Emily Dickinson'un "I heard a Fly buzz when I died" şiiri, ölüm temaları üzerine yoğunlaşır ve insanın ölüm karşısındaki ruh halini ele alır. Şiir, bir kişinin ölüm sırasında bir sinek sesi duymasını anlatır ve bu sıradan olayın taşıdığı anlamsal derinliği vurgular.

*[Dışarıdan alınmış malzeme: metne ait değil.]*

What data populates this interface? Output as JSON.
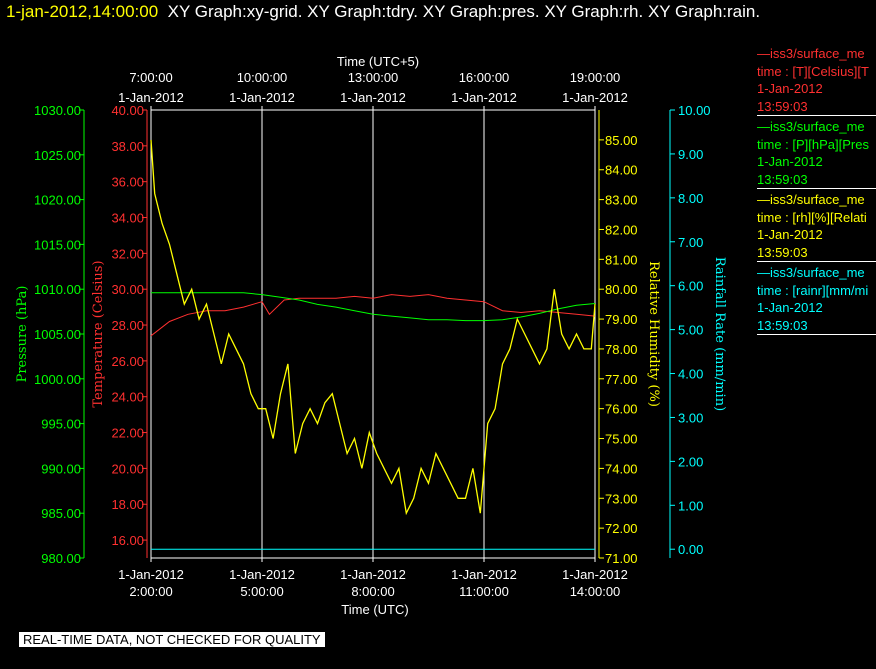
{
  "header": {
    "timestamp": "1-jan-2012,14:00:00",
    "graphs": "XY Graph:xy-grid.  XY Graph:tdry.  XY Graph:pres.  XY Graph:rh.  XY Graph:rain."
  },
  "legend": [
    {
      "line1": "—iss3/surface_me",
      "line2": "time : [T][Celsius][T",
      "line3": "1-Jan-2012",
      "line4": "13:59:03",
      "color": "#ff3030"
    },
    {
      "line1": "—iss3/surface_me",
      "line2": "time : [P][hPa][Pres",
      "line3": "1-Jan-2012",
      "line4": "13:59:03",
      "color": "#00ff00"
    },
    {
      "line1": "—iss3/surface_me",
      "line2": "time : [rh][%][Relati",
      "line3": "1-Jan-2012",
      "line4": "13:59:03",
      "color": "#ffff00"
    },
    {
      "line1": "—iss3/surface_me",
      "line2": "time : [rainr][mm/mi",
      "line3": "1-Jan-2012",
      "line4": "13:59:03",
      "color": "#00ffff"
    }
  ],
  "footer": {
    "note": "REAL-TIME DATA, NOT CHECKED FOR QUALITY"
  },
  "chart_data": {
    "type": "line",
    "top_axis": {
      "label": "Time (UTC+5)",
      "ticks": [
        {
          "time": "7:00:00",
          "date": "1-Jan-2012"
        },
        {
          "time": "10:00:00",
          "date": "1-Jan-2012"
        },
        {
          "time": "13:00:00",
          "date": "1-Jan-2012"
        },
        {
          "time": "16:00:00",
          "date": "1-Jan-2012"
        },
        {
          "time": "19:00:00",
          "date": "1-Jan-2012"
        }
      ]
    },
    "bottom_axis": {
      "label": "Time (UTC)",
      "ticks": [
        {
          "date": "1-Jan-2012",
          "time": "2:00:00"
        },
        {
          "date": "1-Jan-2012",
          "time": "5:00:00"
        },
        {
          "date": "1-Jan-2012",
          "time": "8:00:00"
        },
        {
          "date": "1-Jan-2012",
          "time": "11:00:00"
        },
        {
          "date": "1-Jan-2012",
          "time": "14:00:00"
        }
      ]
    },
    "xlim_hours_utc": [
      2,
      14
    ],
    "grid": "vertical",
    "legend_position": "right",
    "axes": {
      "pressure": {
        "label": "Pressure (hPa)",
        "color": "#00ff00",
        "ylim": [
          980,
          1030
        ],
        "ticks": [
          "980.00",
          "985.00",
          "990.00",
          "995.00",
          "1000.00",
          "1005.00",
          "1010.00",
          "1015.00",
          "1020.00",
          "1025.00",
          "1030.00"
        ]
      },
      "temperature": {
        "label": "Temperature (Celsius)",
        "color": "#ff3030",
        "ylim": [
          15,
          40
        ],
        "ticks": [
          "16.00",
          "18.00",
          "20.00",
          "22.00",
          "24.00",
          "26.00",
          "28.00",
          "30.00",
          "32.00",
          "34.00",
          "36.00",
          "38.00",
          "40.00"
        ]
      },
      "humidity": {
        "label": "Relative Humidity (%)",
        "color": "#ffff00",
        "ylim": [
          71,
          86
        ],
        "ticks": [
          "71.00",
          "72.00",
          "73.00",
          "74.00",
          "75.00",
          "76.00",
          "77.00",
          "78.00",
          "79.00",
          "80.00",
          "81.00",
          "82.00",
          "83.00",
          "84.00",
          "85.00"
        ]
      },
      "rain": {
        "label": "Rainfall Rate (mm/min)",
        "color": "#00ffff",
        "ylim": [
          -0.2,
          10
        ],
        "ticks": [
          "0.00",
          "1.00",
          "2.00",
          "3.00",
          "4.00",
          "5.00",
          "6.00",
          "7.00",
          "8.00",
          "9.00",
          "10.00"
        ]
      }
    },
    "series": [
      {
        "axis": "temperature",
        "color": "#ff3030",
        "x": [
          2,
          2.5,
          3,
          3.5,
          4,
          4.5,
          5,
          5.2,
          5.6,
          6,
          6.5,
          7,
          7.5,
          8,
          8.5,
          9,
          9.5,
          10,
          10.5,
          11,
          11.5,
          12,
          12.5,
          13,
          13.5,
          14
        ],
        "values": [
          27.4,
          28.2,
          28.6,
          28.8,
          28.8,
          29.0,
          29.3,
          28.6,
          29.4,
          29.5,
          29.5,
          29.5,
          29.6,
          29.5,
          29.7,
          29.6,
          29.7,
          29.5,
          29.4,
          29.3,
          28.8,
          28.7,
          28.8,
          28.7,
          28.6,
          28.5
        ]
      },
      {
        "axis": "pressure",
        "color": "#00ff00",
        "x": [
          2,
          2.5,
          3,
          3.5,
          4,
          4.5,
          5,
          5.5,
          6,
          6.5,
          7,
          7.5,
          8,
          8.5,
          9,
          9.5,
          10,
          10.5,
          11,
          11.5,
          12,
          12.5,
          13,
          13.5,
          14
        ],
        "values": [
          1009.6,
          1009.6,
          1009.6,
          1009.6,
          1009.6,
          1009.6,
          1009.4,
          1009.1,
          1008.8,
          1008.3,
          1008.0,
          1007.6,
          1007.2,
          1007.0,
          1006.8,
          1006.6,
          1006.6,
          1006.5,
          1006.5,
          1006.6,
          1006.9,
          1007.3,
          1007.8,
          1008.2,
          1008.4
        ]
      },
      {
        "axis": "humidity",
        "color": "#ffff00",
        "x": [
          2,
          2.1,
          2.3,
          2.5,
          2.7,
          2.9,
          3.1,
          3.3,
          3.5,
          3.7,
          3.9,
          4.1,
          4.3,
          4.5,
          4.7,
          4.9,
          5.1,
          5.3,
          5.5,
          5.7,
          5.9,
          6.1,
          6.3,
          6.5,
          6.7,
          6.9,
          7.1,
          7.3,
          7.5,
          7.7,
          7.9,
          8.1,
          8.3,
          8.5,
          8.7,
          8.9,
          9.1,
          9.3,
          9.5,
          9.7,
          9.9,
          10.1,
          10.3,
          10.5,
          10.7,
          10.9,
          11.1,
          11.3,
          11.5,
          11.7,
          11.9,
          12.1,
          12.3,
          12.5,
          12.7,
          12.9,
          13.1,
          13.3,
          13.5,
          13.7,
          13.9,
          14
        ],
        "values": [
          85.0,
          83.2,
          82.2,
          81.5,
          80.5,
          79.5,
          80.0,
          79.0,
          79.5,
          78.5,
          77.5,
          78.5,
          78.0,
          77.5,
          76.5,
          76.0,
          76.0,
          75.0,
          76.5,
          77.5,
          74.5,
          75.5,
          76.0,
          75.5,
          76.2,
          76.5,
          75.5,
          74.5,
          75.0,
          74.0,
          75.2,
          74.5,
          74.0,
          73.5,
          74.0,
          72.5,
          73.0,
          74.0,
          73.5,
          74.5,
          74.0,
          73.5,
          73.0,
          73.0,
          74.0,
          72.5,
          75.5,
          76.0,
          77.5,
          78.0,
          79.0,
          78.5,
          78.0,
          77.5,
          78.0,
          80.0,
          78.5,
          78.0,
          78.5,
          78.0,
          78.0,
          79.5
        ]
      },
      {
        "axis": "rain",
        "color": "#00ffff",
        "x": [
          2,
          14
        ],
        "values": [
          0,
          0
        ]
      }
    ]
  }
}
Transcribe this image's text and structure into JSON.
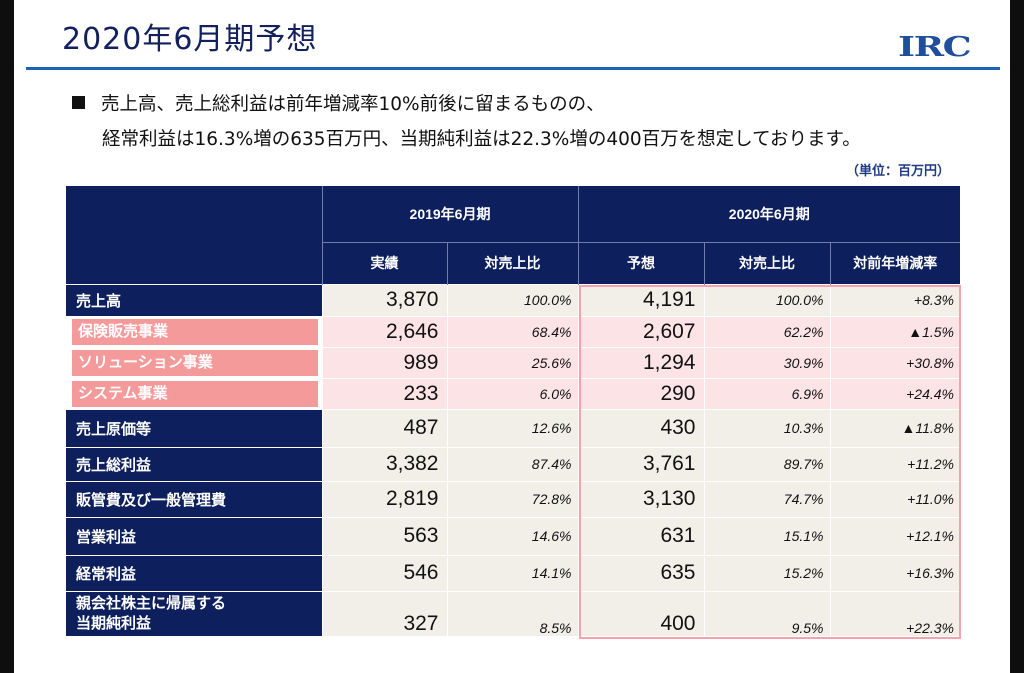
{
  "header": {
    "title": "2020年6月期予想",
    "logo": "IRC"
  },
  "summary": {
    "line1": "売上高、売上総利益は前年増減率10%前後に留まるものの、",
    "line2": "経常利益は16.3%増の635百万円、当期純利益は22.3%増の400百万を想定しております。",
    "unit": "（単位：百万円）"
  },
  "table": {
    "group_2019": "2019年6月期",
    "group_2020": "2020年6月期",
    "columns": [
      "実績",
      "対売上比",
      "予想",
      "対売上比",
      "対前年増減率"
    ],
    "rows": [
      {
        "label": "売上高",
        "sub": false,
        "v2019": "3,870",
        "p2019": "100.0%",
        "v2020": "4,191",
        "p2020": "100.0%",
        "yoy": "+8.3%"
      },
      {
        "label": "保険販売事業",
        "sub": true,
        "v2019": "2,646",
        "p2019": "68.4%",
        "v2020": "2,607",
        "p2020": "62.2%",
        "yoy": "▲1.5%"
      },
      {
        "label": "ソリューション事業",
        "sub": true,
        "v2019": "989",
        "p2019": "25.6%",
        "v2020": "1,294",
        "p2020": "30.9%",
        "yoy": "+30.8%"
      },
      {
        "label": "システム事業",
        "sub": true,
        "v2019": "233",
        "p2019": "6.0%",
        "v2020": "290",
        "p2020": "6.9%",
        "yoy": "+24.4%"
      },
      {
        "label": "売上原価等",
        "sub": false,
        "v2019": "487",
        "p2019": "12.6%",
        "v2020": "430",
        "p2020": "10.3%",
        "yoy": "▲11.8%"
      },
      {
        "label": "売上総利益",
        "sub": false,
        "v2019": "3,382",
        "p2019": "87.4%",
        "v2020": "3,761",
        "p2020": "89.7%",
        "yoy": "+11.2%"
      },
      {
        "label": "販管費及び一般管理費",
        "sub": false,
        "v2019": "2,819",
        "p2019": "72.8%",
        "v2020": "3,130",
        "p2020": "74.7%",
        "yoy": "+11.0%"
      },
      {
        "label": "営業利益",
        "sub": false,
        "v2019": "563",
        "p2019": "14.6%",
        "v2020": "631",
        "p2020": "15.1%",
        "yoy": "+12.1%"
      },
      {
        "label": "経常利益",
        "sub": false,
        "v2019": "546",
        "p2019": "14.1%",
        "v2020": "635",
        "p2020": "15.2%",
        "yoy": "+16.3%"
      },
      {
        "label": "親会社株主に帰属する当期純利益",
        "label_lines": [
          "親会社株主に帰属する",
          "当期純利益"
        ],
        "sub": false,
        "v2019": "327",
        "p2019": "8.5%",
        "v2020": "400",
        "p2020": "9.5%",
        "yoy": "+22.3%"
      }
    ]
  },
  "colors": {
    "navy": "#0d1f5c",
    "rule_blue": "#1b63b8",
    "segment_pink": "#f59a9a",
    "row_pink": "#fbe3e6",
    "cell_beige": "#f1efe7",
    "highlight_border": "#f4a2ae"
  }
}
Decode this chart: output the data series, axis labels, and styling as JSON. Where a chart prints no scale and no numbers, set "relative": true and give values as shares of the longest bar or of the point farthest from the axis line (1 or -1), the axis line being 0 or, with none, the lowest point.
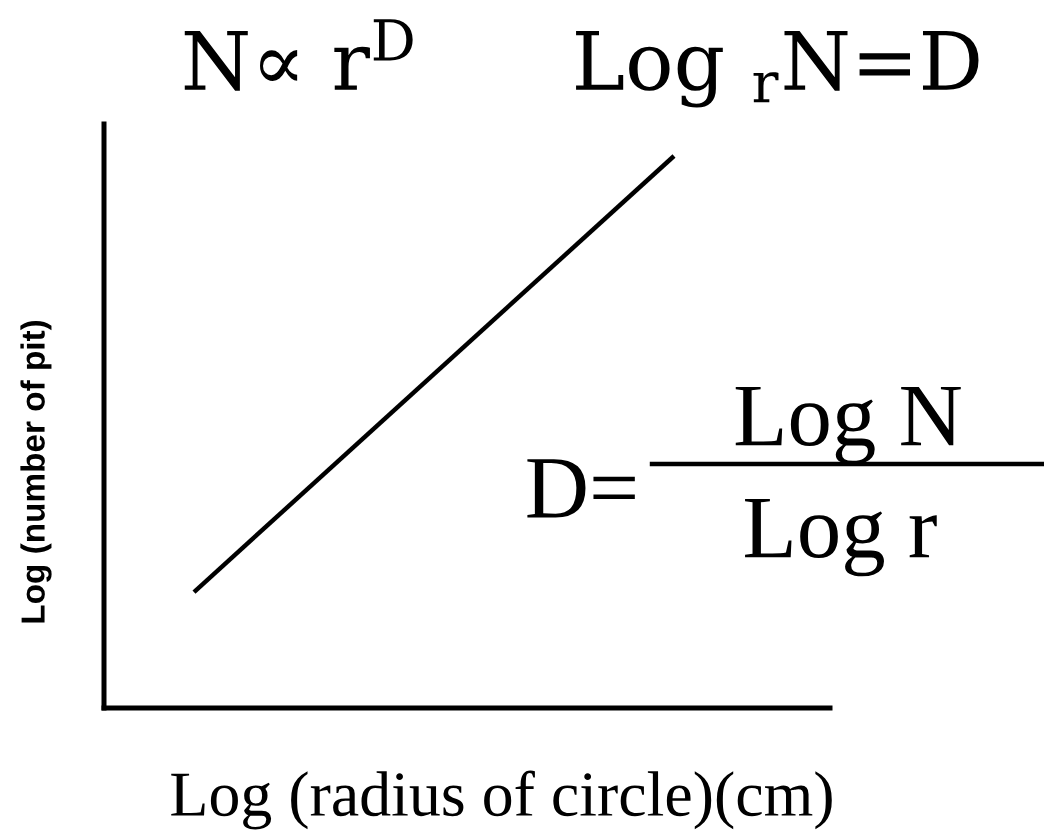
{
  "chart_data": {
    "type": "line",
    "relative": true,
    "title": "N∝ r$^{D}$      Log $_{r}$N=D",
    "xlabel": "Log (radius of circle)(cm)",
    "ylabel": "Log (number of pit)",
    "categories": [
      null,
      null
    ],
    "series": [
      {
        "color": "#000000",
        "values": [
          0.21,
          1
        ]
      }
    ],
    "line_style": "solid",
    "annotations": [
      "D=",
      "Log N",
      "Log r"
    ]
  }
}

I heard a Fly buzz - when I died - The Stillness in the Room Was like the Stillness in the Air - Between the Heaves of Storm -
The Eyes around - had wrung them dry - And Breaths were gathering firm For that last Onset - when the King Be witnessed - in the Room -
I willed my Keepsakes - Signed away What portion of me be Assignable - and then it was There interposed a Fly -
With Blue - uncertain - stumbling Buzz - Between the light - and me - And then the Windows failed - and then I could not see to see -
Ölürken bir Sinek sesi duydum - Oda durgunluğu Fırtınanın arasında bir hava kadar durgundu - Nefesler toplanıyor - Gözleri etrafta kuru kalmıştı - Kralın odada şahit olacağı Son hücuma hazırlanıyorlardı -
Eşyalarımı vasiyet etmiştim - Benim içimde olan Atanabilir kısım - ve o zaman Ortaya bir Sinek çıktı -
Belirsiz, mavi bir çarpışma ile - Işığın - ve benim aramda - Sonunda pencereler başarısız oldu - ve sonra Göremeyecek hale geldim -
Şair, ölümün durgun ama yine de ani bir olay olduğunu vurgular. Şiirde yer alan sinek sesi, ölümün yakınlığını resmederken, odadaki sessizliğin de önemine dikkat çeker. Ayrıca, bu sıradan olayın bile ölüm üzerindeki derin etkisini vurgulayan bir metafor olarak da kullanılır.
Şiir aynı zamanda hayatta kalma arzusunda olan insanların son anlarında bile düşüncelerinin ne kadar pratik ve dünyevi kalabileceğini de vurgular. Dickinson, bu düşüncelerin hiçbir öneminin kalmayacağı şekilde ölümün son anlarında, hayatta kalanların ne kadar zayıf kaldığını da anlatır.
Emily Dickinson'un "I heard a Fly buzz when I died" şiiri, merak uyandıran bir ölüm deneyimi ile birlikte insanın ölüme karşı hissettiği duyguların tasvir edildiği, derin düşüncelere yol açan bir şiirdir.